Recently I came across this one on the Cincinnati Reds. Pretty good stuff as usual, although I had a few problems. In talking about newly acquired CF Willy Taveras writer Steve Henson states:
"The new center fielder and leadoff hitter is Willy Taveras, nontendered by the Rockies and a bargain for Jocketty at $2.25 million in 2009 and $4 million in 2010. Tavares, who made $1.95 million in 2008, would have been in line for at least $3 million through arbitration after leading the majors with 68 stolen bases. His on-base percentage was a subpar .308, but it was .367 in 2007 – maybe he’ll split the difference in ’09."Getting Willy Taveras isn't necessarily a bad move, and even if he's no better than last year, he's still better than Corey Patterson (.205/.238./344), but calling him a bargain is just ludicrous. According to FanGraphs' Win Values in dollar amounts, Taveras was worth $1.6m in 2007 and -$2.3m last year. So the past 2 years Taveras has been worse than a replacement player anyteam can find in AAA, yet giving him a two year deal ($2.25m in 09/$4m in '10) is a bargain? A 1 year deal for a mill or two is worth a shot I guess to see if Taveras can get on base at a decent clip and reek havoc on the basepaths, but to give such a one dimentional risky player a 2 year deal is not a good move by Jocketty, and is the kind of deal that if repeated enough will get him fired again as a GM.
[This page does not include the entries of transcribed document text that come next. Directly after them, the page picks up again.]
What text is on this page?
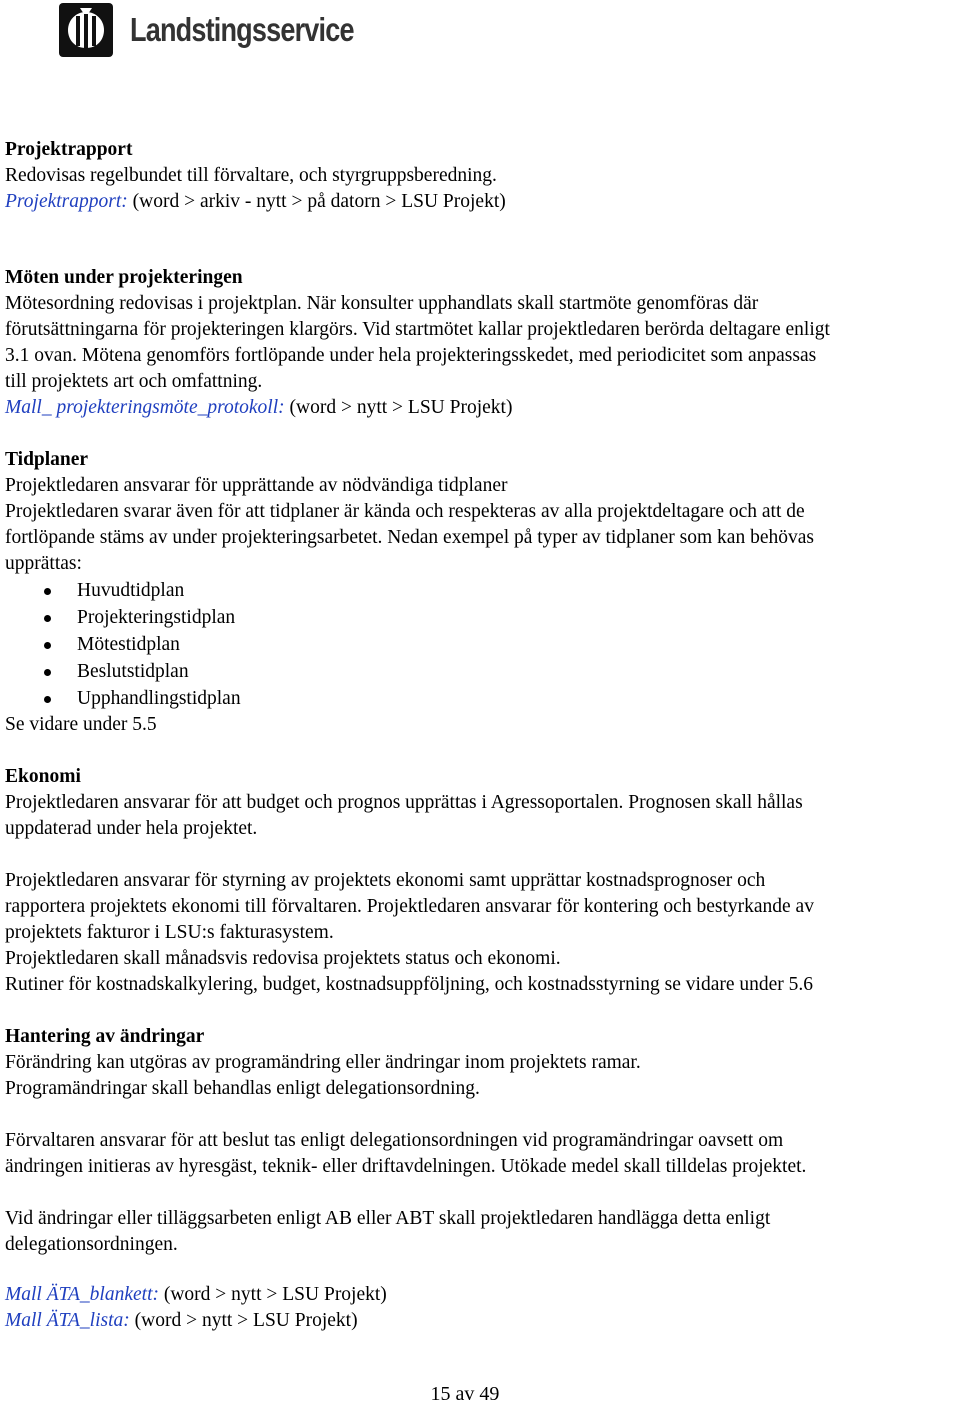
Landstingsservice

Projektrapport

Redovisas regelbundet till förvaltare, och styrgruppsberedning.

Projektrapport: (word > arkiv - nytt > på datorn > LSU Projekt)

Möten under projekteringen

Mötesordning redovisas i projektplan. När konsulter upphandlats skall startmöte genomföras där

förutsättningarna för projekteringen klargörs. Vid startmötet kallar projektledaren berörda deltagare enligt

3.1 ovan. Mötena genomförs fortlöpande under hela projekteringsskedet, med periodicitet som anpassas

till projektets art och omfattning.

Mall_ projekteringsmöte_protokoll: (word > nytt > LSU Projekt)

Tidplaner

Projektledaren ansvarar för upprättande av nödvändiga tidplaner

Projektledaren svarar även för att tidplaner är kända och respekteras av alla projektdeltagare och att de

fortlöpande stäms av under projekteringsarbetet. Nedan exempel på typer av tidplaner som kan behövas

upprättas:

Huvudtidplan
Projekteringstidplan
Mötestidplan
Beslutstidplan
Upphandlingstidplan

Se vidare under 5.5

Ekonomi

Projektledaren ansvarar för att budget och prognos upprättas i Agressoportalen. Prognosen skall hållas

uppdaterad under hela projektet.

Projektledaren ansvarar för styrning av projektets ekonomi samt upprättar kostnadsprognoser och

rapportera projektets ekonomi till förvaltaren. Projektledaren ansvarar för kontering och bestyrkande av

projektets fakturor i LSU:s fakturasystem.

Projektledaren skall månadsvis redovisa projektets status och ekonomi.

Rutiner för kostnadskalkylering, budget, kostnadsuppföljning, och kostnadsstyrning se vidare under 5.6

Hantering av ändringar

Förändring kan utgöras av programändring eller ändringar inom projektets ramar.

Programändringar skall behandlas enligt delegationsordning.

Förvaltaren ansvarar för att beslut tas enligt delegationsordningen vid programändringar oavsett om

ändringen initieras av hyresgäst, teknik- eller driftavdelningen. Utökade medel skall tilldelas projektet.

Vid ändringar eller tilläggsarbeten enligt AB eller ABT skall projektledaren handlägga detta enligt

delegationsordningen.

Mall ÄTA_blankett: (word > nytt > LSU Projekt)

Mall ÄTA_lista: (word > nytt > LSU Projekt)

15 av 49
An average on-base percentage is roughly .330, so .320 would seem subpar, an OBP of .308 (like the one Taveras had last year) is just downright awful. To give Taveras some credit he did have a .367 OBP in 2007, and in 2006 was worth $8.2m, but nothing he has done the last 2 years merited a multi year deal, let alone one worth upwards of $7m. Splitting the difference between his last two years makes Taveras a 50 sb threat that gets on-base at a league average clip but does so with literally no power. Next year CHONE projects Taveras to have a wOBA of .311 (wOBA is nicely explained here and here but for a really short horribly explained version... it's weighted on-base percentage and it's scaled to look like league average on-base percentage. It uses linear weights to properly assign value to all the positive outcomes a hitter can produce. Slugging treats a single as 1 and a homer as 4, which isn't fair since a homer isn't worth that much more than a single, so using OPS isn't so hot then. I'm not good with math and don't fully understand all of it, but just know it's a number that you look at and judge based on OBP but instead of just OBP in involves all hitting) Anways, the point of all that was to show that Taveras projects at about a .310 wOBA where wOBA "scales the result similarly to OBP, where .330 is about average, .370+ is great, and below .310 or so stinks", Taveras basically stinks.